Two more examples of his failings. First, he did nothing to veer Trump away from a North Korea policy that was, at once, comically naïve (“we fell in love,” Trump once said of his relationship with Kim Jong-un, the world’s most brutal dictator), hopelessly undiplomatic (demanding total disarmament from Pyongyang instead of step-by-step measures), and alarming to our Asian allies (for instance, giving in to Kim’s demands that we suspend joint military exercises with South Korea). Second, he loudly touted a policy to push Venezuelan President Nicolás Maduro from power—a notion premised in part on rashly underestimating Maduro’s control over the military—and did nothing to support the country’s democratic factions when the plan fell apart.
Pompeo shimmied his way into power by gearing his every twist and utterance to the pleasuring of the boss, beginning when he was CIA director (where he often omitted or distorted intelligence that went against Trump’s gut feelings) and intensifying when he advanced to Foggy Bottom. He was a dishonest broker, disinclined to speak truth to power, out of fear that he might lose power in the course of doing so.
To cap it all off, in his final days, Pompeo issued orders—overturning existing policy, after no discussion—lifting restrictions on official contact with Taiwan, designating Cuba a “state sponsor of terrorism,” and declaring the Iran-backed Houthi fighters in Yemen as a “foreign terrorist organization.” These moves will have no long-term effect; the presumptive incoming secretary, Anthony Blinken, can reverse these dictums, though it will be awkward to do so. It’s an act of sheer mischief, like a teenager pelting the new neighbor’s front door with rotten eggs on Halloween.

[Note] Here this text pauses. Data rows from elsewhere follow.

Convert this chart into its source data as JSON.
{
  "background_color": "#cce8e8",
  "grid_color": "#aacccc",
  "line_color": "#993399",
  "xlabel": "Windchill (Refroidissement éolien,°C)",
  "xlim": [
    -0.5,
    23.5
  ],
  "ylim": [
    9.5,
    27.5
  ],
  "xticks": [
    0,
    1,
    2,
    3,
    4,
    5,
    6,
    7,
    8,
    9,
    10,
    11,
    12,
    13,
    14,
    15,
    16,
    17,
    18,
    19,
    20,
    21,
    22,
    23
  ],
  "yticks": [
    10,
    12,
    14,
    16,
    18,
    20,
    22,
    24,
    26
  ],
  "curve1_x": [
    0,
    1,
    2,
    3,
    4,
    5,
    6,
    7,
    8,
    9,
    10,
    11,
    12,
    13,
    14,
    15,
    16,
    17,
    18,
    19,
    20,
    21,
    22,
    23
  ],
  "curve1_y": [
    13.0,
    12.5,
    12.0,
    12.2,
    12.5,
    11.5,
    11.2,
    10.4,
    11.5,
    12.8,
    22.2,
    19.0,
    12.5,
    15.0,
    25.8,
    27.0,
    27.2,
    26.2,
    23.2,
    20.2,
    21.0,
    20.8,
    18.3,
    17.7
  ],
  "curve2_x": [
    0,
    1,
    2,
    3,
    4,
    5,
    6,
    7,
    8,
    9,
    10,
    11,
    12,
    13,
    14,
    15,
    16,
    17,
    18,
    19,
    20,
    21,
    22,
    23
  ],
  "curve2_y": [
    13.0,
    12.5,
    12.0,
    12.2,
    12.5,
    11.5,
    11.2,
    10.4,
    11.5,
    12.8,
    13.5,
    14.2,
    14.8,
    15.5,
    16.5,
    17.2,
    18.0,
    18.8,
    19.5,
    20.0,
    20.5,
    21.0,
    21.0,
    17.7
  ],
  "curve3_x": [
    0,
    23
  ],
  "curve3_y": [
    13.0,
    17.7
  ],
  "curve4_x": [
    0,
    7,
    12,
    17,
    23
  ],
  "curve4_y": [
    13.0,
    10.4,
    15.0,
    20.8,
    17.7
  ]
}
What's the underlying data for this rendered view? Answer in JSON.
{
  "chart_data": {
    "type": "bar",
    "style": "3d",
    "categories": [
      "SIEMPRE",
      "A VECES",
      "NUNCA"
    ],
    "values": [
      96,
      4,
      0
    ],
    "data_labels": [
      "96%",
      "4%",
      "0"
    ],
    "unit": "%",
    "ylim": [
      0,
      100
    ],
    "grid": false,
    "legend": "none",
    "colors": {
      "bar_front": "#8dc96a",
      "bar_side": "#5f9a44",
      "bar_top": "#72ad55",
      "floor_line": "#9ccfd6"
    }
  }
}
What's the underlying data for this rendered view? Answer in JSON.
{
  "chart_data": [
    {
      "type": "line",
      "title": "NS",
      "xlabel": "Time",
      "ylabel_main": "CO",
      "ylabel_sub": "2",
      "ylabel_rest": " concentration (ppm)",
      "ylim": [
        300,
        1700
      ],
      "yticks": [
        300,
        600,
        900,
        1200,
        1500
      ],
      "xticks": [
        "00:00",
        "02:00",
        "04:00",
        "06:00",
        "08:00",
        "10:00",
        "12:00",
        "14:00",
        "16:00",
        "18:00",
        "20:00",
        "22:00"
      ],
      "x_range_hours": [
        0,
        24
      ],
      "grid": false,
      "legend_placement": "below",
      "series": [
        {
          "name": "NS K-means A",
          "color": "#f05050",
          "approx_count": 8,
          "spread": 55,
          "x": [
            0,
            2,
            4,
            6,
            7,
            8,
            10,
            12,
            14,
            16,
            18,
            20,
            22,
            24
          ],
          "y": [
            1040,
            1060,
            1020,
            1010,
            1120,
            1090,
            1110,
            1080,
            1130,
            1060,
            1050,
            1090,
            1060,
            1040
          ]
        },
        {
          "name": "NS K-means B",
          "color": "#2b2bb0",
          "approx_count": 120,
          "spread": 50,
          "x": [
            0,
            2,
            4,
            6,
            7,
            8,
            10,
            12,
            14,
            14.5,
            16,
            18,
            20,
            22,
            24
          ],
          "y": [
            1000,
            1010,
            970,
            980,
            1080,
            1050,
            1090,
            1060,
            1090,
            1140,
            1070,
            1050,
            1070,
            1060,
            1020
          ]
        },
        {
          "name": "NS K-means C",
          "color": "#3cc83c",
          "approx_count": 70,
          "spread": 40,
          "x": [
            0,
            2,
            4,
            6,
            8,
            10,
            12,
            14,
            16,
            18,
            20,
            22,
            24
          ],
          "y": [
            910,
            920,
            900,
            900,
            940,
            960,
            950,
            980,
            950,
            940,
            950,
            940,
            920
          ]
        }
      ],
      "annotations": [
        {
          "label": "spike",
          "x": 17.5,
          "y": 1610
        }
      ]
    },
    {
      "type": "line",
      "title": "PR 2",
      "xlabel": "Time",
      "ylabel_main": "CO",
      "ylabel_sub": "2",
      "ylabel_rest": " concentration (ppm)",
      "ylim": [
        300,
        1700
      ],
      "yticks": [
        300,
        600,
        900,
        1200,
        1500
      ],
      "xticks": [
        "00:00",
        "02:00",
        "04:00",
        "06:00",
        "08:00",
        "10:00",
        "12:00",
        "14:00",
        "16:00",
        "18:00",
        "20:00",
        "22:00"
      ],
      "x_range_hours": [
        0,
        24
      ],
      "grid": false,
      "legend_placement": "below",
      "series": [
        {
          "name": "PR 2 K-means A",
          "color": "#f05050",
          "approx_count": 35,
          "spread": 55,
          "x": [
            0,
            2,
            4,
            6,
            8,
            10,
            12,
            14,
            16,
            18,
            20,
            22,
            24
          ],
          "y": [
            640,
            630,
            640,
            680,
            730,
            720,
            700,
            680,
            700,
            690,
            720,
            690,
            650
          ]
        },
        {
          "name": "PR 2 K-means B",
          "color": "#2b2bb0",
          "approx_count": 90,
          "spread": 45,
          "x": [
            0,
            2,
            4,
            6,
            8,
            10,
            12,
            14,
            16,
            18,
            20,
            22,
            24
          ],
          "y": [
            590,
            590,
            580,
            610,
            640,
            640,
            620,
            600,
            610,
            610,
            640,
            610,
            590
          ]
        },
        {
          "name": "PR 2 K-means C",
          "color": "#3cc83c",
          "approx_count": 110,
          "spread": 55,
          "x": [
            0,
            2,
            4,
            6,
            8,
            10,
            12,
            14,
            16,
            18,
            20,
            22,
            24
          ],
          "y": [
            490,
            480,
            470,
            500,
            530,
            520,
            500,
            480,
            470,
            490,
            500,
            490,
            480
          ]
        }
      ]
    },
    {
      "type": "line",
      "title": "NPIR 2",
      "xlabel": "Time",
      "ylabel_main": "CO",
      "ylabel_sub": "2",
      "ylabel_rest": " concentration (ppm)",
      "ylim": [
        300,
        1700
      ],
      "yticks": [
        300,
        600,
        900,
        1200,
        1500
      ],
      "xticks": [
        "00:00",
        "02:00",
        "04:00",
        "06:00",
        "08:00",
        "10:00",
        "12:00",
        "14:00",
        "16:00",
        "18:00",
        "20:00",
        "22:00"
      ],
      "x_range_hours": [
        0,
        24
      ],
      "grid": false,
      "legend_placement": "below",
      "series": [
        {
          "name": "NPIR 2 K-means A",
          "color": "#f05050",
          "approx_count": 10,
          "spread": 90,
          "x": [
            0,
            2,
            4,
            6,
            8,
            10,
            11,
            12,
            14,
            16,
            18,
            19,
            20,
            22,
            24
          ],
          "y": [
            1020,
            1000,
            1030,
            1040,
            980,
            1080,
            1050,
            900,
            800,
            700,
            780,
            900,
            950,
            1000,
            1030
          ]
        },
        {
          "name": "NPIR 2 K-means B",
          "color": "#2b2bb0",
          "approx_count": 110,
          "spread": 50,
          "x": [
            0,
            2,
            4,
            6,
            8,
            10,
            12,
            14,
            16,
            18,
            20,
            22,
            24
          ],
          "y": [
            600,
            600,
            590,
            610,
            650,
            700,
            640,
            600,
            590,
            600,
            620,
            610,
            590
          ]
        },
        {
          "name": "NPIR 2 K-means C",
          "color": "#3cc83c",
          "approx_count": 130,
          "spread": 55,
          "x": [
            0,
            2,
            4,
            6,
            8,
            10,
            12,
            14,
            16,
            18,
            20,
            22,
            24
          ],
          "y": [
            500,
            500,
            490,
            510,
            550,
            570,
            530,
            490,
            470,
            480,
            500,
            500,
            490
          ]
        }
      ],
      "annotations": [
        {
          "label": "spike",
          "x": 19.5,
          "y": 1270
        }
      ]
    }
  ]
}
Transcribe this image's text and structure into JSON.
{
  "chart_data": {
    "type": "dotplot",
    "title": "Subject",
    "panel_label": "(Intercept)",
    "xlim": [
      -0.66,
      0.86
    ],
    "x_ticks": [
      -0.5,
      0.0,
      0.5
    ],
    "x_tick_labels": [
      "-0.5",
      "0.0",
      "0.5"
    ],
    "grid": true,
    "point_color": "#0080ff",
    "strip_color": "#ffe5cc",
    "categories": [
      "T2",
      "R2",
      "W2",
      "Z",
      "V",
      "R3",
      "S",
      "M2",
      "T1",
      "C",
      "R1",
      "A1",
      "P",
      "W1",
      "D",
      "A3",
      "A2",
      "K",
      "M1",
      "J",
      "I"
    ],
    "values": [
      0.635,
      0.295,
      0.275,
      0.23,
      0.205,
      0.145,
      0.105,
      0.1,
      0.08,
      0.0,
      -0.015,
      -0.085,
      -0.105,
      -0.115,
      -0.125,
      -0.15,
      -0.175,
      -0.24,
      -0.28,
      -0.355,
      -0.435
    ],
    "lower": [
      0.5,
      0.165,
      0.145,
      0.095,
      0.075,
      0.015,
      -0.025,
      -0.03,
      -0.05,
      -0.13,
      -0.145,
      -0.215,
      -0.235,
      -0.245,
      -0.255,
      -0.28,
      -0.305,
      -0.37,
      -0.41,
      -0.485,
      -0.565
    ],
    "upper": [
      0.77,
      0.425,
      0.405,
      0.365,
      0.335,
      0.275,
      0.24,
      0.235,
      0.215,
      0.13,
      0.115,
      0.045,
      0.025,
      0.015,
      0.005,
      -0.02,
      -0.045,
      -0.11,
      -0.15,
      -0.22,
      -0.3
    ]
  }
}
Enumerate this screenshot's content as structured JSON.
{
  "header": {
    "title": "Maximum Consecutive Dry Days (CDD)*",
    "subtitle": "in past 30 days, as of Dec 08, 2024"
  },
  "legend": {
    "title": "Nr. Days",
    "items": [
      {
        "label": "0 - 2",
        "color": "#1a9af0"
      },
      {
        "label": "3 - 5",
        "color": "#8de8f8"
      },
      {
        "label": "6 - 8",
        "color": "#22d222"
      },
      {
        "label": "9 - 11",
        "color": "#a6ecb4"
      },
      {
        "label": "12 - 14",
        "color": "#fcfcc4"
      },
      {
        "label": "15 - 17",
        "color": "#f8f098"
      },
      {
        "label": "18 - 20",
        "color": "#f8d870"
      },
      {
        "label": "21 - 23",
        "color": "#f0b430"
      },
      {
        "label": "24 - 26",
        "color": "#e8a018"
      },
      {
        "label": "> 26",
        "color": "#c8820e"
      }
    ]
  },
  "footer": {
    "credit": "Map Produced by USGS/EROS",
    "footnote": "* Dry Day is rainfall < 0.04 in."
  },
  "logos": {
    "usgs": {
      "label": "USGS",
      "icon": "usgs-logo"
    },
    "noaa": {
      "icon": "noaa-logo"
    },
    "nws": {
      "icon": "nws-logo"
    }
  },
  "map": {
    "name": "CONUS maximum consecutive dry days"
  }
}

Is Pompeo the worst secretary of state ever? In modern times, John Foster Dulles might be a rival for the crown, but, thankfully, President Dwight Eisenhower didn’t pay attention to Dulles’ most dreadful advice. The stiffly fanatical Dulles pushed for the “rollback” of Soviet communism, but Eisenhower, despite paying some lip service to the notion, stuck in practice to his predecessor Harry Truman’s policy of “containment.” Dulles also offered his French counterpart two tactical nuclear weapons to stave off the Viet Cong’s siege at Dien Bien Phu; Eisenhower had no interest in going there.
There may also have been miscreants in the 19th century, but the job back then was treated mainly as a holding place for a president’s friends or donors. Whatever some secretary might have done, it had slighter consequences: The job had less power in the government; the nation had less power in the world.
So Mike Pompeo wins the crown of thorns. Next week, he will fly back to Kansas, where he was once a congressman and where he hopes to run for Senate, having left the diplomatic corps in a hollow rut (which could take a decade to rebuild), the nation less secure, and our network of alliances—which has sustained our security and influence for many decades—frazzled at its core.
Pompeo may find, as many of Trump’s aides are discovering in their fruitless Biden-era job hunts, that his iron loyalty to the twice-impeached president will dim—not, as he once hoped, brighten—his prospects for higher office. The Kansas City Star editorialized about Pompeo this week, “America will be better when he leaves office. Kansas will be better if he decides to stay away from his adopted home state forever.”